The positive correlation between KAM impulse and hip flexion moment in the propulsive phase is consistent with our hypothesis. Saari et al.27 found that an increase in hip flexion moment occurs in patients who underwent TKA compared with the healthy age-matched controls. The hip extension moment while in gait occurs during the propulsive phase and is considered to reflect the function of the hip extensor muscle group.28 An increase in KAM impulse is related to an increase in the outward center-of-gravity movement,29 which is considered to interfere with forward propulsion. Research on knee osteoarthritis has identified decreased hip flexor muscle activity as a factor related to increased KAM,18 and the present study showed a similar relationship. This suggests that hip flexion moment in the propulsive phase is a parameter to focus on as a factor related to KAM 6 months after TKA.

In gait patterns with more laterally directed toe angles, the ground reaction force vector is close to the knee joint center, decreasing KAM.30,31 The present study's finding that there was an inverse correlation between KAM impulse and toe-out angle supports this interpretation. However, previous studies have also found that a decrease in KAM occurred in the gait pattern of patients with knee osteoarthritis, in which the toe-out angle was intentionally decreased.32 Hence, the interpretation of the relationship between KAM impulse and toe angle is limited.

This study had some limitations. First, only women were included in this study. Gender differences occur in biomechanical factors of gait after TKA, with a higher KAM reported in men than in women.33 This makes it difficult to make the same interpretations for men as for women.

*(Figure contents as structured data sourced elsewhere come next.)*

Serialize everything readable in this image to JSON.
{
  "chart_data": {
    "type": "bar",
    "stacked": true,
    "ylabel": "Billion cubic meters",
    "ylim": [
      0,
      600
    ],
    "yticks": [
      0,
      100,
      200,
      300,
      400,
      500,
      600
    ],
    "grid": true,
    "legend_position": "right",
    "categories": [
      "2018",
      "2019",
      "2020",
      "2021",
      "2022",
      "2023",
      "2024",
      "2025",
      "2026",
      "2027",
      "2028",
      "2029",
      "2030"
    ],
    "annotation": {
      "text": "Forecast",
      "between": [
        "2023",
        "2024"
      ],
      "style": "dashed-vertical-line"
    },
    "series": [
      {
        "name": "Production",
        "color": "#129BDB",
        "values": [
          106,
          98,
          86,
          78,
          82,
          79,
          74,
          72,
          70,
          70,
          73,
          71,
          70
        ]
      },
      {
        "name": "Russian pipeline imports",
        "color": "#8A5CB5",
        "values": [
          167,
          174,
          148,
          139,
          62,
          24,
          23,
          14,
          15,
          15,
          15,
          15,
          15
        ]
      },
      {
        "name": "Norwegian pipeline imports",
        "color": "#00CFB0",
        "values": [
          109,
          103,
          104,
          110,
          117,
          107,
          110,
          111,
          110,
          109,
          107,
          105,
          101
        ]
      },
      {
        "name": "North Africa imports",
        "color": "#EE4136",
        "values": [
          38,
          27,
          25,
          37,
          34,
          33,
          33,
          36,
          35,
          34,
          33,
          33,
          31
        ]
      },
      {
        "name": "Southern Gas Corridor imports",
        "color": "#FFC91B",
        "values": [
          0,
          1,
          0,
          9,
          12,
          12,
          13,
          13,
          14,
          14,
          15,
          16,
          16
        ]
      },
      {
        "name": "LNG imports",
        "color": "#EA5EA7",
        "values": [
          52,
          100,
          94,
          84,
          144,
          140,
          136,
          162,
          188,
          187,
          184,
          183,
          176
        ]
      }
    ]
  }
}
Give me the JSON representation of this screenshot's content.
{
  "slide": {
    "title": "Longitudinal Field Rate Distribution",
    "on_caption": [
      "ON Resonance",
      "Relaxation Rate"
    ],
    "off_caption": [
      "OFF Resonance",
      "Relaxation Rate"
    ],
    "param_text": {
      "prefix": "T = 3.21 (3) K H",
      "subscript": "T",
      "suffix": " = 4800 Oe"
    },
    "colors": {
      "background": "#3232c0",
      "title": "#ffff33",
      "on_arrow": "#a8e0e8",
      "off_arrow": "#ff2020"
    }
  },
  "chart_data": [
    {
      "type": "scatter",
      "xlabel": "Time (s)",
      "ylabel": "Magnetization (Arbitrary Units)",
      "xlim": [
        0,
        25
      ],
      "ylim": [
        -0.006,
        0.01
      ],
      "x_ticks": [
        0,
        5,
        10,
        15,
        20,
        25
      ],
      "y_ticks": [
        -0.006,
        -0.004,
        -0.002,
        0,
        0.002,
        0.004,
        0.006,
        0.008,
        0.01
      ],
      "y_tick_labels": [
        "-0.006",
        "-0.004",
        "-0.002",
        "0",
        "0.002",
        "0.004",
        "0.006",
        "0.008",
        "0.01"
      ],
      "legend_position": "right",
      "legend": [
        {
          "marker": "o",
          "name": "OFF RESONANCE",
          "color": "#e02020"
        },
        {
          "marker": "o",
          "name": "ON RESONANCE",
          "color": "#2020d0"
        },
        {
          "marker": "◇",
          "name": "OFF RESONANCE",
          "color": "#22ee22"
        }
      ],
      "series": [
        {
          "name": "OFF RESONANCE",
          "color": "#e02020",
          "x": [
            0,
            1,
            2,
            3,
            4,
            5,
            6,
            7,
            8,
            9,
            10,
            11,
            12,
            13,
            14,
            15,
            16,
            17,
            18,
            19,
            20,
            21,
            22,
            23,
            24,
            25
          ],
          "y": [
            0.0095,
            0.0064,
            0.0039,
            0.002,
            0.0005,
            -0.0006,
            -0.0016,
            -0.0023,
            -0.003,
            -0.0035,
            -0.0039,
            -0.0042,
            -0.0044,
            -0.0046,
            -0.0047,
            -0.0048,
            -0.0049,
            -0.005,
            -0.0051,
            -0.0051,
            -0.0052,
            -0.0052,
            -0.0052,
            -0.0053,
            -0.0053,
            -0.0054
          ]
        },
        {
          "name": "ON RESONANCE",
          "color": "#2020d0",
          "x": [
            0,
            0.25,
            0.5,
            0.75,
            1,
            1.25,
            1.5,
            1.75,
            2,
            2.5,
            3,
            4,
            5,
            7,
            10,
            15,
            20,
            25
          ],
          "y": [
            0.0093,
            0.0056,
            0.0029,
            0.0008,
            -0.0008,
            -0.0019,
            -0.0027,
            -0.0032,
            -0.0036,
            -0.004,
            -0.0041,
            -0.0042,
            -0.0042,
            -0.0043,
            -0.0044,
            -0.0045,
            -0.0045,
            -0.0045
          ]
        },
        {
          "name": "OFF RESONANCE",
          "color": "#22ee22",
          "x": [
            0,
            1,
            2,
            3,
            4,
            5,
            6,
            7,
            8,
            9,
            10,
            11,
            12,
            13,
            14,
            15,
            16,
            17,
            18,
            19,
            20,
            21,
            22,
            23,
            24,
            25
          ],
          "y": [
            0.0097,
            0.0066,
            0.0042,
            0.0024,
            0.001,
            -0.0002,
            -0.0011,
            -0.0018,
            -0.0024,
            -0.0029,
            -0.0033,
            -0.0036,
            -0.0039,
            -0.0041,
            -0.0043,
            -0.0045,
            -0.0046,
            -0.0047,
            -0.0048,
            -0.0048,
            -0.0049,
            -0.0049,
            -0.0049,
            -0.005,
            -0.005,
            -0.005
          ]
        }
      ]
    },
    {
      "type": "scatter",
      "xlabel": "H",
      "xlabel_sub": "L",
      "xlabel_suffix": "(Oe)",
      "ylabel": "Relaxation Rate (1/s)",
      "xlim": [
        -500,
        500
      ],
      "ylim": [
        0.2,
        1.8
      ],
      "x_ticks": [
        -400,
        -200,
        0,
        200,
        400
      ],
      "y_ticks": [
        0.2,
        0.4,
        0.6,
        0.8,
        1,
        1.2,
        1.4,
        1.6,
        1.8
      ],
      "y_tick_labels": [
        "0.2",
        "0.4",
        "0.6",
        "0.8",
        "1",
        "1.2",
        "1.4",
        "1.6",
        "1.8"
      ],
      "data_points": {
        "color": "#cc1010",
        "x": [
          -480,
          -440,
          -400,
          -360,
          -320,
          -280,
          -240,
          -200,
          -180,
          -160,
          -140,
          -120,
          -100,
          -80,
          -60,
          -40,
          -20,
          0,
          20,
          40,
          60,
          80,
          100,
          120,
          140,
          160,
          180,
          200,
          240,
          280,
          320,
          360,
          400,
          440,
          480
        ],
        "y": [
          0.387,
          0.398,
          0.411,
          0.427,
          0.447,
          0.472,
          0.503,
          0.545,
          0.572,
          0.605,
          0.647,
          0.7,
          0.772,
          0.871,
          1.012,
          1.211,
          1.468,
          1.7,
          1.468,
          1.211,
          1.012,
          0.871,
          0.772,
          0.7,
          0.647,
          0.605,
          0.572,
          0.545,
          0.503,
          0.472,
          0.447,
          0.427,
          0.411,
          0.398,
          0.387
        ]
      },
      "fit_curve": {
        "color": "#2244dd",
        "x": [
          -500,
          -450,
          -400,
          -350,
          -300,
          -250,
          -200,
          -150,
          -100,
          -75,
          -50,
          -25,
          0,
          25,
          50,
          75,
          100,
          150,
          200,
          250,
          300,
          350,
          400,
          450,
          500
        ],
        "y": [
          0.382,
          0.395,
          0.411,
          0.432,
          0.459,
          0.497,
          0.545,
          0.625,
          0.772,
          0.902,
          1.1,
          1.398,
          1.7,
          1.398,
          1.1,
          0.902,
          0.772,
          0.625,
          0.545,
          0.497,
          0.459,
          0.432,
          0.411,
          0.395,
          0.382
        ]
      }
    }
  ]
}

Second, the cut-off value of the KAM impulse used in this study was not defined. It has been reported that an increase in KAM impulse leads to a limitation in gait function and worsening of pain29; however, the definition for the normal range of KAM impulse is unclear. Future studies are required to verify the upper and lower values of KAM impulse that can be tolerated. Third, our findings were measured 6 months after TKA. Lower extremity muscle strength and gait parameters are reported to vary over a period of up to 1 year after surgery.13,34 Therefore, there is a need for successive verification of the interpretation of these findings.

There was a relationship between KAM impulse 6 months after TKA and biomechanical factors of gait pertaining to knee adduction angle, hip adduction moment, hip flexion moment, and toe-out angle supporting our hypothesis. These findings may provide fundamental data for controlling variable medial knee joint load after TKA and implementing patient management strategies to ensure implant durability.

Funding statement

This research did not receive any specific grant from funding agencies in the public, commercial, or not-for-profit sectors, and no material support of any kind was received.

Ethics statement

The study protocol was approved by the ethics committee of Josai International University (approval number 10M200002). Consent for the use of daily medical records was obtained by opt-out through a form while in the hospital, and appropriate opportunities for refusal were provided for use of daily medical records.

Declaration of competing interest

The authors have no conflicts of interest relevant to this article.